Bangka Tengah ,Provinsi Bangka Belitung — Kasus dugaan alih fungsi kawasan Hutan Lindung Beriga di Kabupaten Bangka Tengah memicu perhatian luas masyarakat. Seorang warga bernama Amen Trubus diduga membuka lahan kelapa sawit di area yang termasuk zona hutan lindung. Aktivitas ini menimbulkan kekhawatiran akan potensi kerusakan ekosistem serta dugaan pelanggaran terhadap peraturan kehutanan.
Namun demikian, Amen Trubus membantah tuduhan tersebut. Ia mengklaim bahwa kebun sawit miliknya merupakan warisan keluarga yang telah ada jauh sebelum wilayah tersebut dinyatakan sebagai kawasan hutan lindung. Ia merasa telah dirugikan akibat kebijakan pemerintah yang menetapkan kebunnya masuk ke dalam peta kawasan hutan tanpa sosialisasi maupun proses verifikasi.
Menanggapi peristiwa ini, Nurman Suseno, Wakil Ketua LSM Rakyat Indonesia Berdaya perwakilan Provinsi Bangka Belitung, menyerukan agar penyelesaian kasus ini dilakukan secara adil dan berbasis hukum serta memperhatikan prinsip keadilan sosial.
“Jika benar lahan tersebut telah dikelola masyarakat sejak lama dan tiba-tiba ditetapkan sebagai kawasan hutan lindung tanpa proses yang partisipatif, maka negara harus bertanggung jawab. Namun, jika ada penguasaan baru tanpa izin di kawasan lindung, itu melanggar UU No. 41 Tahun 1999 tentang Kehutanan dan harus diproses hukum,” tegasnya.
Nurman menekankan bahwa penyelesaian kasus serupa tidak cukup hanya melalui pendekatan hukum semata, tetapi juga perlu mempertimbangkan sejarah penguasaan lahan dan perlindungan terhadap masyarakat adat atau lokal yang telah lama bergantung pada lahan tersebut untuk kehidupan mereka.
Nurman menyarankan pemerintah pusat dan daerah untuk:
1. Membentuk Tim Verifikasi Lintas Sektor – Melibatkan Dinas Kehutanan, ATR/BPN, akademisi, LSM, serta tokoh masyarakat guna menelusuri sejarah penggunaan lahan.
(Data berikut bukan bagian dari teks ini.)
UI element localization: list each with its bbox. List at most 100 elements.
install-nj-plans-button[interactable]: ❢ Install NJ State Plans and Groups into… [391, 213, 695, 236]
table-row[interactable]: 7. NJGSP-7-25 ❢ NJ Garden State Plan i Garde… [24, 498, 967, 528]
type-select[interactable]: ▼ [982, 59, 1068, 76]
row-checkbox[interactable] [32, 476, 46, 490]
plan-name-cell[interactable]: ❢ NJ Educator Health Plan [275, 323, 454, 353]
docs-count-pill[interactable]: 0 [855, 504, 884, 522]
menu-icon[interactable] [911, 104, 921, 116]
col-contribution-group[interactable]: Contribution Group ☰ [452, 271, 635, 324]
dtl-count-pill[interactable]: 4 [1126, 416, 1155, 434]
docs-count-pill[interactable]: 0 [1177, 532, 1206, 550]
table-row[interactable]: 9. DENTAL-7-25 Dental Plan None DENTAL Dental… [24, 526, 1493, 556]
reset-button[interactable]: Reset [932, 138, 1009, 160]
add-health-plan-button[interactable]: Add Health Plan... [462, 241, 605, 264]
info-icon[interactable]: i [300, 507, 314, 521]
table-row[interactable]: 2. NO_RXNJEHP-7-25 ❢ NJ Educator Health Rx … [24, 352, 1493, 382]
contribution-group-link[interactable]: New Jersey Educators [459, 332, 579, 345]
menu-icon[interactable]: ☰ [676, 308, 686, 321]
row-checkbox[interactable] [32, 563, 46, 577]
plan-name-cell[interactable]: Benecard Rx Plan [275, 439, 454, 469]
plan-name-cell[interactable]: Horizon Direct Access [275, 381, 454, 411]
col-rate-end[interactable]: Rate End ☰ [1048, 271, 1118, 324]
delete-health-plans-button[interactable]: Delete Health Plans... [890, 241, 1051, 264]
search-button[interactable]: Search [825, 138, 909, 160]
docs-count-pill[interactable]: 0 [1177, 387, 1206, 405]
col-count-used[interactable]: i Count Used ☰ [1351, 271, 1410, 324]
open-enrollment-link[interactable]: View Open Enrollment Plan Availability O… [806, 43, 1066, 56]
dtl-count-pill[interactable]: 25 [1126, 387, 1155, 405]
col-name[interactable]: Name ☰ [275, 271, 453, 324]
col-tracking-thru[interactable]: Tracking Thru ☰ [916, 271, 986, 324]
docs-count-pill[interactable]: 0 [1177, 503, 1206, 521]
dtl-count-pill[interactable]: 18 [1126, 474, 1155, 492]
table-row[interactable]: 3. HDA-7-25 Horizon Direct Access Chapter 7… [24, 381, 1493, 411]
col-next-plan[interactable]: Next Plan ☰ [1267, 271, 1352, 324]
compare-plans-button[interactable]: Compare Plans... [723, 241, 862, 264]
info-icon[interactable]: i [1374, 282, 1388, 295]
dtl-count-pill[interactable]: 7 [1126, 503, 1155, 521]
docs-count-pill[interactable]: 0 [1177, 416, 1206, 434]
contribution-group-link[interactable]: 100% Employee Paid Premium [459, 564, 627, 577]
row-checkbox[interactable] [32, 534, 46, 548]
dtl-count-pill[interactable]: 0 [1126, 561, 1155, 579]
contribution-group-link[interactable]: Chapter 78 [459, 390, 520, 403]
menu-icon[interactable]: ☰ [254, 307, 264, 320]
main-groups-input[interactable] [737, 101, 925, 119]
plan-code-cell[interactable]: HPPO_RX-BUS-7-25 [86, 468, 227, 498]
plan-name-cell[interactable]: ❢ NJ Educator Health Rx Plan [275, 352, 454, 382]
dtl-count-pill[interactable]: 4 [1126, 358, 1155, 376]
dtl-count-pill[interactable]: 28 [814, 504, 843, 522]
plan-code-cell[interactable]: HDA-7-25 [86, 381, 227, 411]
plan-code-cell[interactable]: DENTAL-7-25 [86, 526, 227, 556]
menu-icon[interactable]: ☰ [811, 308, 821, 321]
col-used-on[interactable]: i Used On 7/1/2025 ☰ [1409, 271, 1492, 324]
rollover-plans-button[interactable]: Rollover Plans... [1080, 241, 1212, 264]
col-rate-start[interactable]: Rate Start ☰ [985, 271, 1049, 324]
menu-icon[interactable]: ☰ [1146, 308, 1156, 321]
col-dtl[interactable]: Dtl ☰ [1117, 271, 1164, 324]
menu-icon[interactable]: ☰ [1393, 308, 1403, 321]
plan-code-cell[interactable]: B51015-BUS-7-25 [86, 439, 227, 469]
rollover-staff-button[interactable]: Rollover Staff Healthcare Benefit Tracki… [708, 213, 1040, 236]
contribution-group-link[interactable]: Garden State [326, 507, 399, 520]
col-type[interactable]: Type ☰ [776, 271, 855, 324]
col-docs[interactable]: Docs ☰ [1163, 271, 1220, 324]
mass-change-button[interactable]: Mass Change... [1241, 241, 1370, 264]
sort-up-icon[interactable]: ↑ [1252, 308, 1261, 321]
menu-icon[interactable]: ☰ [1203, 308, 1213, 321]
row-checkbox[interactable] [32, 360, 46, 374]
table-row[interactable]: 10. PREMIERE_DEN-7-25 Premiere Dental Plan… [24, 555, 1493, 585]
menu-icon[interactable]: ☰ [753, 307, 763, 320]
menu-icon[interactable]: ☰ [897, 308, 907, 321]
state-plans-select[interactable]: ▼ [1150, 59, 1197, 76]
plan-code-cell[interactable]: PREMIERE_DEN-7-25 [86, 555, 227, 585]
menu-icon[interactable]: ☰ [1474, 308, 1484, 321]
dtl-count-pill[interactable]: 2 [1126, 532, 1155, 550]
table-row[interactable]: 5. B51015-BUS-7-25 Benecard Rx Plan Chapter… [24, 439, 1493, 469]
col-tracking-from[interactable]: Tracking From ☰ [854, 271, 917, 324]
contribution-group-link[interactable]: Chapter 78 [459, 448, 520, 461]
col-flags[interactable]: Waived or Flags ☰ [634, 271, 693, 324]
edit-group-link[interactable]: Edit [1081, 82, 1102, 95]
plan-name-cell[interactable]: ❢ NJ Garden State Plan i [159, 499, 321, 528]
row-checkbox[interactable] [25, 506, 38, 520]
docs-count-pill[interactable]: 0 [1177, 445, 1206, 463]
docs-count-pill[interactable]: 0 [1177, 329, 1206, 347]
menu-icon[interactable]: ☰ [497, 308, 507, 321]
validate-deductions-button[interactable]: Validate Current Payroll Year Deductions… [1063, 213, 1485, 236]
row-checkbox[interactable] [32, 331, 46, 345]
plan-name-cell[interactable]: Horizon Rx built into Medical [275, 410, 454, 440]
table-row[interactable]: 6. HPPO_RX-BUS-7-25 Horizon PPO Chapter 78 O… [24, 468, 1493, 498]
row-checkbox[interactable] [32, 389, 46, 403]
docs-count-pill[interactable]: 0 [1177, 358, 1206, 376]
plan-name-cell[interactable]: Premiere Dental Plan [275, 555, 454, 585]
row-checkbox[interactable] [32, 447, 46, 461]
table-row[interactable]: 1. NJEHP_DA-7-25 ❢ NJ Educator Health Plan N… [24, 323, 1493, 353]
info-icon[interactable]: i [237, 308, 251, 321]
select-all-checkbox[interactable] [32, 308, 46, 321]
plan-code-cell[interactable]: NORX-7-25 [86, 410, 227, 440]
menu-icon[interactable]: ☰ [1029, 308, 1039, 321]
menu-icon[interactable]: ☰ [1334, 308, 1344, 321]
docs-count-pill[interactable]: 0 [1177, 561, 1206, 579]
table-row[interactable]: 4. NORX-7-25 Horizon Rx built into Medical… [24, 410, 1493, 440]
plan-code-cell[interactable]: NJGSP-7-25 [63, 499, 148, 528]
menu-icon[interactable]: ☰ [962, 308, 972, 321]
2. Mendorong Reforma Agraria dan Perhutanan Sosial – Jika terbukti masyarakat sudah mengelola lahan sebelum penetapan kawasan hutan, program seperti TORA (Tanah Objek Reforma Agraria) dan perhutanan sosial bisa menjadi solusi legal dan berkeadilan.
3. Merevisi Peta Kawasan Secara Transparan – Pemerintah perlu membuka akses informasi mengenai penetapan kawasan hutan dan memberi ruang keberatan bagi masyarakat terdampak sebelum status ditetapkan secara final.
Nurman juga menyatakan bahwa pihaknya dari LSM Rakyat Indonesia Berdaya akan mengawal proses ini dan siap menjadi penghubung antara masyarakat dan pemangku kepentingan guna memastikan penyelesaian yang adil dan berkelanjutan.